Errores y desviaciones, debilidades y dejaciones he dicho ya: y ahora —como siempre— el mal se envuelve diabólicamente en paños de virtud y de autoridad: y así resulta más fácil que se fortalezca y que produzca más daño. Porque aparecen gentes con una falsa religiosidad, saturada de fanatismo, que se oponen desde dentro a la Iglesia de Jesucristo, dogmática y jurídica, haciendo resaltar —con increíble desorden, cambiando por los del Estado los fines de la Iglesia— lo político antes que lo religioso.»
«Recemos más, ya que el Señor ha encendido en nuestra alma este gran amor a la Iglesia Santa. Clamemos, hijos, clamemos —clama, ne cesses! (Isai. LVIII, 1)—, y el Señor nos oirá y atajará la tremenda confusión de este momento.
El remedio de los remedios es la piedad. Ejercítate, hijo mío, en la presencia de Dios, puntualizando tu lucha para caminar cerca de Él durante el día entero. Que se os pueda preguntar en cualquier momento: y tú, ¿cuántos actos de amor de Dios has hecho hoy, cuántos actos de desagravio, cuántas jaculatorias a la Santísima Virgen? Es preciso rezar más. Esto hemos de concluir. Quizá rezamos todavía poco, y el Señor espera de nosotros una oración más intensa por su Iglesia. Una oración más intensa entraña una vida espiritual más recia, que exige una continua reforma del corazón: la conversión permanente. Piensa esto, y saca tus conclusiones.
Añadiría de nuevo que abunda el desconcierto y se causa mal impunemente —incluso con máscara de bien— porque se reza poco, y rezando poco no se logran discernir los espíritus y se confunde el error con el bien. Todo el designio del diablo, me atrevo a asegurar, está centrado en disuadir a los hombres de perseverar en la oración, porque la oración es el modo de introducirse en la amistad con Dios.
En primer término hemos de persuadirnos de que los medios sobrenaturales son los más adecuados, para afrontar una contienda de este tipo: la oración, la mortificación, el conocimiento de la doctrina de la fe, los sacramentos. Esto es lo sabio y prudente. Esto es lo propio de adultos, que eligen los auxilios más aptos para alcanzar su fin.»

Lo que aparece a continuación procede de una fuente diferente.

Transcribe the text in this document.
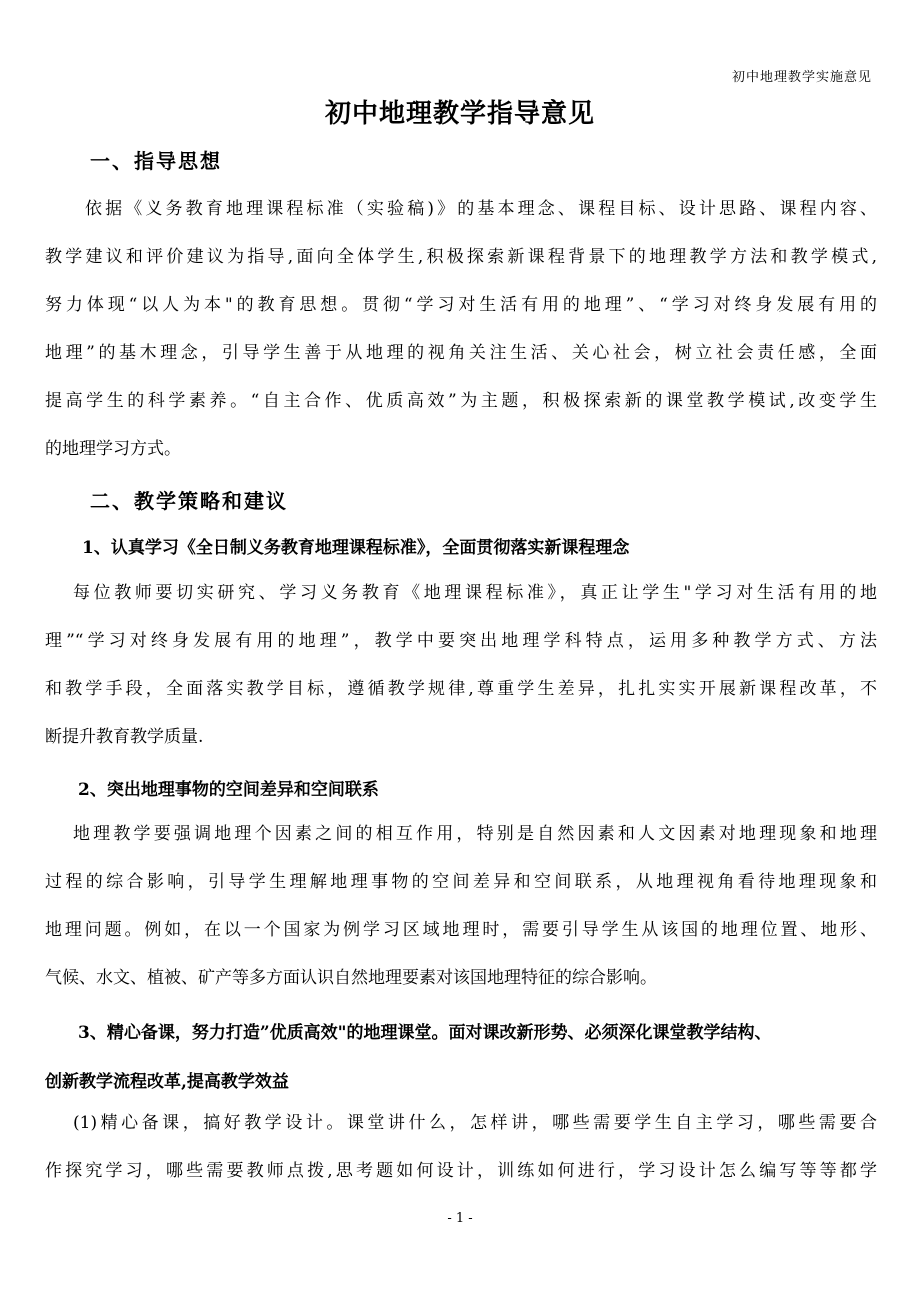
初中地理教学实施意见
初中地理教学指导意见
一、指导思想
依据《义务教育地理课程标准（实验稿)》的基本理念、课程目标、设计思路、课程内容、
教学建议和评价建议为指导,面向全体学生,积极探索新课程背景下的地理教学方法和教学模式,
努力体现“以人为本"的教育思想。贯彻“学习对生活有用的地理”、“学习对终身发展有用的
地理”的基木理念，引导学生善于从地理的视角关注生活、关心社会，树立社会责任感，全面
提高学生的科学素养。“自主合作、优质高效”为主题，积极探索新的课堂教学模试,改变学生
的地理学习方式。
二、教学策略和建议
1、认真学习《全日制义务教育地理课程标准》，全面贯彻落实新课程理念
每位教师要切实研究、学习义务教育《地理课程标准》，真正让学生"学习对生活有用的地
理”“学习对终身发展有用的地理”，教学中要突出地理学科特点，运用多种教学方式、方法
和教学手段，全面落实教学目标，遵循教学规律,尊重学生差异，扎扎实实开展新课程改革，不
断提升教育教学质量.
2、突出地理事物的空间差异和空间联系
地理教学要强调地理个因素之间的相互作用，特别是自然因素和人文因素对地理现象和地理
过程的综合影响，引导学生理解地理事物的空间差异和空间联系，从地理视角看待地理现象和
地理问题。例如，在以一个国家为例学习区域地理时，需要引导学生从该国的地理位置、地形、
气候、水文、植被、矿产等多方面认识自然地理要素对该国地理特征的综合影响。
3、精心备课，努力打造”优质高效"的地理课堂。面对课改新形势、必须深化课堂教学结构、
创新教学流程改革,提高教学效益
(1)精心备课，搞好教学设计。课堂讲什么，怎样讲，哪些需要学生自主学习，哪些需要合
作探究学习，哪些需要教师点拨,思考题如何设计，训练如何进行，学习设计怎么编写等等都学
- 1 -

«Era obligado mostrarles la cruda realidad, sin disimulo ni mitigación. El Padre se encargó de abrirles los ojos para que midiesen en toda su gravedad los penosos sucesos que aquejaban a la Iglesia. Convenía que lo supiesen de buena tinta y sin sentirse aplastados por tan malas noticias. Con objeto, por tanto, de que sus hijos captaran las dimensiones sobrenaturales, y las puramente humanas, del momento histórico, les hace contemplar la situación a la luz de la fe, de la esperanza y de la moral», concluye Vázquez de Prada en su biografía de Escrivá.
¿Por qué la exprelatura Opus Dei, asimilada a simple asociación de sacerdotes sin laicos, expulsados y reducidos a colaboradores, esconde unos documentos que advierten a todos los fieles de que LOS ENEMIGOS DE LA IGLESIA ESTÁN DENTRO Y ARRIBA?
¿Acaso le va mejor escondiéndolas, incluso a sus propios sacerdotes y colaboradores? ¿Acaso no son documentos de un santo para edificar toda la Iglesia?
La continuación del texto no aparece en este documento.